どんなに失敗したモノでも、おいしく食べて終われるように手間を惜しまなかった。
私は、ずっと…美味しくないものはおいしくないと言いたかった。
めちゃめちゃマズかったものが、ちょっとしたひと手間で普通に食べられるようになったとしても…それは工夫が功を奏しただけであって、本来はマズい代物でしかないというか……。
でも、ママがにっこり笑って、「おいしかったね!」と言えば。
私は、「おいしかったね」と、にっこり笑った。
……私は、ママが、大好きだったから。
私は、おいしくないものはおいしくないのだと言えるようにならなくてもいいかなと、思うようになった。
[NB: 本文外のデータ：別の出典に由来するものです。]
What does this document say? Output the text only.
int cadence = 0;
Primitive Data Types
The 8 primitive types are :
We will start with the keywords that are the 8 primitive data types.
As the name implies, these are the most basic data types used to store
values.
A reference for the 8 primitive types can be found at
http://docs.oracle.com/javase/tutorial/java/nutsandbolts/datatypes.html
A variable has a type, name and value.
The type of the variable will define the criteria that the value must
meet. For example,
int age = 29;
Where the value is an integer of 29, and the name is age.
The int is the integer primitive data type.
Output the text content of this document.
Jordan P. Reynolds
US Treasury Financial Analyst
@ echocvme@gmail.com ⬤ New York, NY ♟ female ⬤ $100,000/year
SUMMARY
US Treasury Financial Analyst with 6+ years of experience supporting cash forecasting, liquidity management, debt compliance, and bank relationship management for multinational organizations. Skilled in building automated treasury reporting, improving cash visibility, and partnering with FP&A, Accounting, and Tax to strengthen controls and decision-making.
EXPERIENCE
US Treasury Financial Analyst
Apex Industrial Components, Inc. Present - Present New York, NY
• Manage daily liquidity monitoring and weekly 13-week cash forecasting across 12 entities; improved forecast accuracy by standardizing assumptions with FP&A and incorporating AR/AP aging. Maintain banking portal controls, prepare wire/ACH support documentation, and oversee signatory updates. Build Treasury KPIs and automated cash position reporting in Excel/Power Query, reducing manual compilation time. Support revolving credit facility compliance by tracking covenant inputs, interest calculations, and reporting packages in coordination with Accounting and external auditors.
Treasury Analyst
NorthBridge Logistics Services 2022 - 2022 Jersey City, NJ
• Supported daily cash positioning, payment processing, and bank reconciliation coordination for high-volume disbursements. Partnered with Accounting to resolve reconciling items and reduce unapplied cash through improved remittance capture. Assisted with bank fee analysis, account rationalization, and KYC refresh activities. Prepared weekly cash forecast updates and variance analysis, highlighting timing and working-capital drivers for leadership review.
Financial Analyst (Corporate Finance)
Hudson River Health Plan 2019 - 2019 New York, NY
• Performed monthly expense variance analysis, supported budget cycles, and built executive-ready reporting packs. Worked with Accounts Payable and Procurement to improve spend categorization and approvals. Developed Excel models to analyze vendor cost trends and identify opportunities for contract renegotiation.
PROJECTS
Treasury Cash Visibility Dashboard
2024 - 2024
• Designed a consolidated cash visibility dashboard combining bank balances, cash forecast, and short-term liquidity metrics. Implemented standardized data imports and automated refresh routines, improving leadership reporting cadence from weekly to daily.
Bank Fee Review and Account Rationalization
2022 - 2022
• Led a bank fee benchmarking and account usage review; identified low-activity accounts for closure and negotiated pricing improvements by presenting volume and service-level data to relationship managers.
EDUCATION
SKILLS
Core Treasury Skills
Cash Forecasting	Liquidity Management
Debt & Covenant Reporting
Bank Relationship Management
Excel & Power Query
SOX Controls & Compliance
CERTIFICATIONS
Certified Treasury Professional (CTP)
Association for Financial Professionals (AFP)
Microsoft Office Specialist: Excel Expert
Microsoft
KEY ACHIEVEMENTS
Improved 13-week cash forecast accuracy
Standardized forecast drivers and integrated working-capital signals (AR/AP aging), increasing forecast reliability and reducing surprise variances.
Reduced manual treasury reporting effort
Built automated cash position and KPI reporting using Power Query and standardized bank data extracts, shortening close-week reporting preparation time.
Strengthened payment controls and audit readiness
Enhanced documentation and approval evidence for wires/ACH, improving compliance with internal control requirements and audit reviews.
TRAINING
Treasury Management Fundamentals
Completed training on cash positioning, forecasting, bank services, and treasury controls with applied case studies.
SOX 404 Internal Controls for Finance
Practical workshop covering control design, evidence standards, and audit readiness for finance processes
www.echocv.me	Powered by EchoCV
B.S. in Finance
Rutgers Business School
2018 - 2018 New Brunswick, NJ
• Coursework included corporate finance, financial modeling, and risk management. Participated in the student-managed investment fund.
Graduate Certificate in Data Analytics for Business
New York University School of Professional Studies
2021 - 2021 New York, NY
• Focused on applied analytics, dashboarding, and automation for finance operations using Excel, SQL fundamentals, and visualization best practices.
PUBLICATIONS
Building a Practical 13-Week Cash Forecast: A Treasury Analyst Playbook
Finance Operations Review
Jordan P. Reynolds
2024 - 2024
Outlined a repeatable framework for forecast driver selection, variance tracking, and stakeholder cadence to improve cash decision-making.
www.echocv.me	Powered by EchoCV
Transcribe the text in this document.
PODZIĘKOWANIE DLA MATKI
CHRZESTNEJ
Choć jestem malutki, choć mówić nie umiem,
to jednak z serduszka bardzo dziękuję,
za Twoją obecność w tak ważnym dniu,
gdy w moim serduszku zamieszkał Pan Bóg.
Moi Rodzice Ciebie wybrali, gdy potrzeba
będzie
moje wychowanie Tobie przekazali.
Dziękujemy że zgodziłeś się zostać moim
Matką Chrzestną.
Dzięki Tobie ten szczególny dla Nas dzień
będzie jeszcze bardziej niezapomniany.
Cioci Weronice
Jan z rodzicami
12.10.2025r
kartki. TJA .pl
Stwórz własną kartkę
おいしくないものはおいしくないのだと言えるようにもなりたいなと思ったけれど、幸いなことに、おいしくないものに出会う事がないまま…時間は過ぎて行った。
「ねえ…これ、ちょっと味が薄くない?」
旦那に、ぼそりと…言われた。
「お醤油を足したらおいしくなるよ!」
私は、にっこり笑った。
「お母さん、なんかお好み焼きの中が…白いけど」
息子に、ぼそりと…言われた。
「ソースを塗ってレンジでチンしたら…うふ、おいしい!!」
私は、にっこり笑った。
「お母さん、シュークリームのシュー、膨らんでない…」
娘に、ぼそりと言われた。
「クリームをすくって食べると斬新でおいしいよ!!食べてみて!!」
私は、にっこり笑った。
「ホントだ、おいしい!」
「アツアツでおいしいよ!」
「サクサクで…おいしい!!」
家族もみんな、にっこり笑ってくれたっけ。
「ばあちゃん、これ、食べてみて……?」
孫が差し出してくれたのは、おかゆ。
「熱くないからね、大丈夫だよ…、軟らかく煮てあるの、はい、アーン」
あたたかいおかゆが、口の中に……。
もぐ、もぐ……、もぐ……。
「急がなくていいからね、ゆっくり食べようね」
味がしないような気はするけれど……、にこにこと笑ってるのが、見えるから。
このおかゆは、とってもおいしいおかゆで…決まりね。
「優しい味がして、おいしいねえ……」
私が、にっこり笑うと。
みんなも……、にっこり、笑った。